KTO/Gülsoy: Finansmana erişim güçlendirilmeli, faiz oranları düşürülmeli

Kayseri Ticaret Odası (KTO) Başkanı Ömer Gülsoy, enflasyonun kontrol altına alınması için uygulanan politikaların üretim kesiminde belirli maliyetler oluşturduğunu, KOBİ’lerin ayakta kalabilmesi için finansmana erişimin güçlendirilmesi ve faiz oranlarının makul seviyelere inmesi gerektiğini söyledi.

YAYINLAMA
GÜNCELLEME
KTO/Gülsoy: Finansmana erişim güçlendirilmeli, faiz oranları düşürülmeli

HİLAL SÖNMEZ/KAYSERİ

Kayseri Ticaret Odası (KTO) kasım ayı olağan meclis toplantısı gerçekleştirildi. Toplantıda konuşan Yönetim Kurulu Başkanı Ömer Gülsoy, hammadde fiyatlarındaki oynaklık, enerji maliyetleri, finansmana erişim sıkıntısı ve yüksek enflasyonun, üretim ve yatırım kararlarını şekillendiren temel başlıklar olduğunu belirtti. Orta Vadeli Ekonomik Programın hayata geçirilmesinin ardından, ekonomi yönetiminin sürdürdüğü politikaların etkilerini yakından takip etiklerini belirten Gülsoy, Programın temel hedefi olan enflasyonla mücadele konusunda önemli adımlar atılırken, makroekonomik istikrarı güçlendirmeye yönelik çalışmalar da devam ediyor.

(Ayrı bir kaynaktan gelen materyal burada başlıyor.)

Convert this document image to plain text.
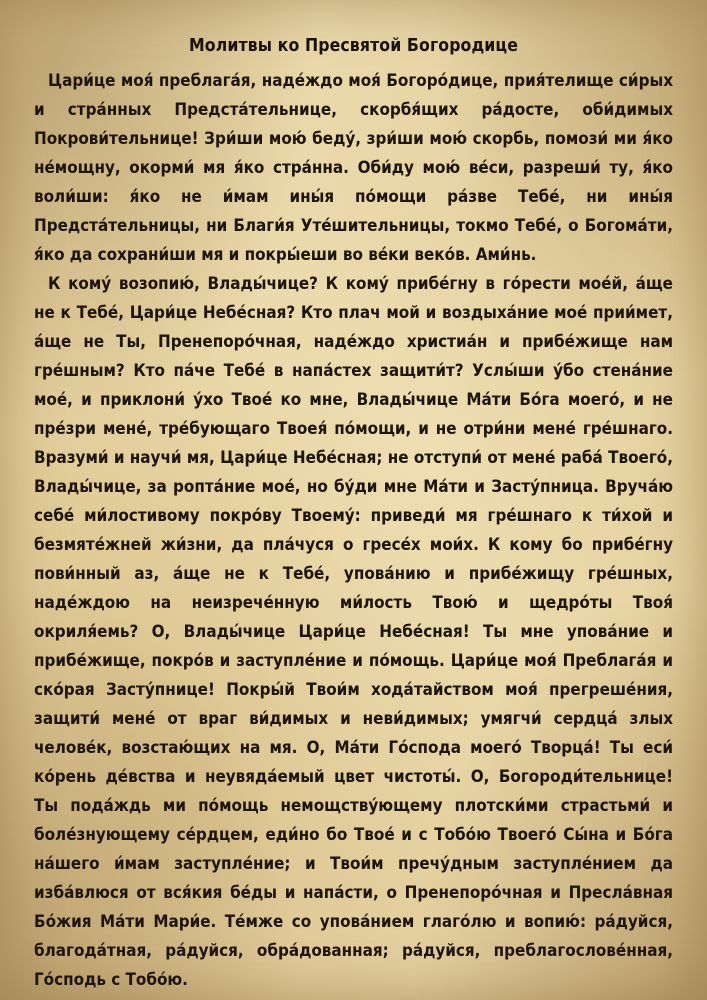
Молитвы ко Пресвятой Богородице

Цари́це моя́ преблага́я, наде́ждо моя́ Богоро́дице, прия́телище си́рых и стра́нных Предста́тельнице, скорбя́щих ра́досте, оби́димых Покрови́тельнице! Зри́ши мою́ беду́, зри́ши мою́ скорбь, помози́ ми я́ко не́мощну, окорми́ мя я́ко стра́нна. Оби́ду мою́ ве́си, разреши́ ту, я́ко воли́ши: я́ко не и́мам ины́я по́мощи ра́зве Тебе́, ни ины́я Предста́тельницы, ни Благи́я Уте́шительницы, токмо Тебе́, о Богома́ти, я́ко да сохрани́ши мя и покры́еши во ве́ки веко́в. Ами́нь.

К кому́ возопию́, Влады́чице? К кому́ прибе́гну в го́рести мое́й, а́ще не к Тебе́, Цари́це Небе́сная? Кто плач мой и воздыха́ние мое́ прии́мет, а́ще не Ты, Пренепоро́чная, наде́ждо христиа́н и прибе́жище нам гре́шным? Кто па́че Тебе́ в напа́стех защити́т? Услы́ши у́бо стена́ние мое́, и приклони́ у́хо Твое́ ко мне, Влады́чице Ма́ти Бо́га моего́, и не пре́зри мене́, тре́бующаго Твоея́ по́мощи, и не отри́ни мене́ гре́шнаго. Вразуми́ и научи́ мя, Цари́це Небе́сная; не отступи́ от мене́ раба́ Твоего́, Влады́чице, за ропта́ние мое́, но бу́ди мне Ма́ти и Засту́пница. Вруча́ю себе́ ми́лостивому покро́ву Твоему́: приведи́ мя гре́шнаго к ти́хой и безмяте́жней жи́зни, да пла́чуся о гресе́х мои́х. К кому бо прибе́гну пови́нный аз, а́ще не к Тебе́, упова́нию и прибе́жищу гре́шных, наде́ждою на неизрече́нную ми́лость Твою́ и щедро́ты Твоя́ окриля́емь? О, Влады́чице Цари́це Небе́сная! Ты мне упова́ние и прибе́жище, покро́в и заступле́ние и по́мощь. Цари́це моя́ Преблага́я и ско́рая Засту́пнице! Покры́й Твои́м хода́тайством моя́ прегреше́ния, защити́ мене́ от враг ви́димых и неви́димых; умягчи́ сердца́ злых челове́к, возстаю́щих на мя. О, Ма́ти Го́спода моего́ Творца́! Ты еси́ ко́рень де́вства и неувяда́емый цвет чистоты́. О, Богороди́тельнице! Ты пода́ждь ми по́мощь немощству́ющему плотски́ми страстьми́ и боле́знующему се́рдцем, еди́но бо Твое́ и с Тобо́ю Твоего́ Сы́на и Бо́га на́шего и́мам заступле́ние; и Твои́м пречу́дным заступле́нием да изба́влюся от вся́кия бе́ды и напа́сти, о Пренепоро́чная и Пресла́вная Бо́жия Ма́ти Мари́е. Те́мже со упова́нием глаго́лю и вопию́: ра́дуйся, благода́тная, ра́дуйся, обра́дованная; ра́дуйся, преблагослове́нная, Го́сподь с Тобо́ю.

Bugün toplumun her kesimi enflasyonun düşmesini istiyor. Ancak gelinen noktada, enflasyonun kontrol altına alınması için uygulanan politikaların üretim kesiminde belirli maliyetler oluşturduğunu görüyoruz. Özellikle üretim odaklı iş dünyası, sıkı para politikasının etkilerini güçlü şekilde hissediyor. Bu nedenle KOBİ’lerimizin ayakta kalabilmesi için finansmana erişimin güçlendirilmesi ve faiz oranlarının makul seviyelere inmesi her zamankinden daha büyük önem taşıyor” dedi.

Yatırım ortamının iyileştirilmesi, öngörülebilirliğin artırılması ve belirsizlikleri azaltan adımların devamının oldukça önemli olduğunu belirten Gülsoy, “Hükümetimizin attığı yapısal adımları destekliyoruz. Buna ek olarak, reel sektör üzerindeki yükü hafifletecek tamamlayıcı politikaların da devreye alınmasının süreci daha da güçlendireceğine inanıyoruz” ifadelerini kullandı.

“Para politikası yapısal reformlarla desteklenmeli”

Enflasyonla mücadele sürecinin ise üretim kapasitesini zayıflatmadan, istihdamı ve yatırım iştahını koruyacak dengeli bir çerçevede sürdürülmesi gerektiğini vurguladı. Bu doğrultuda, enflasyonu düşürme sürecinde ağırlıklı olarak para politikası araçlarına dayalı bir yaklaşımın; ekonomik maliyetlerin sektörler arasında eşit dağılmamasına yol açtığı yönünde sahadan geri bildirimler aldıklarını da aktaran Gülsoy, “Para politikasının, maliye politikaları, yatırım teşvikleri, finansmana erişim mekanizmaları ve verimliliği artıran yapısal reformlarla desteklenmesi önemli. Tüm bu politika setinin birlikte ve uyum içinde uygulanması, hem fiyat istikrarına hem de büyümeye katkı sağlayacaktır” diye konuştu. Gülsoy ayrıca, 2025 yıl sonu enflasyon tahmin aralığının yüzde 25–29’dan yüzde 31–33 seviyesine yükseltilmiş olmasının dikkat çekici olduğunu kaydederek, bu güncellemenin, politika faizindeki gevşeme sürecini olumsuz yönde etkilememesini arzu ettiklerini dile getirdi.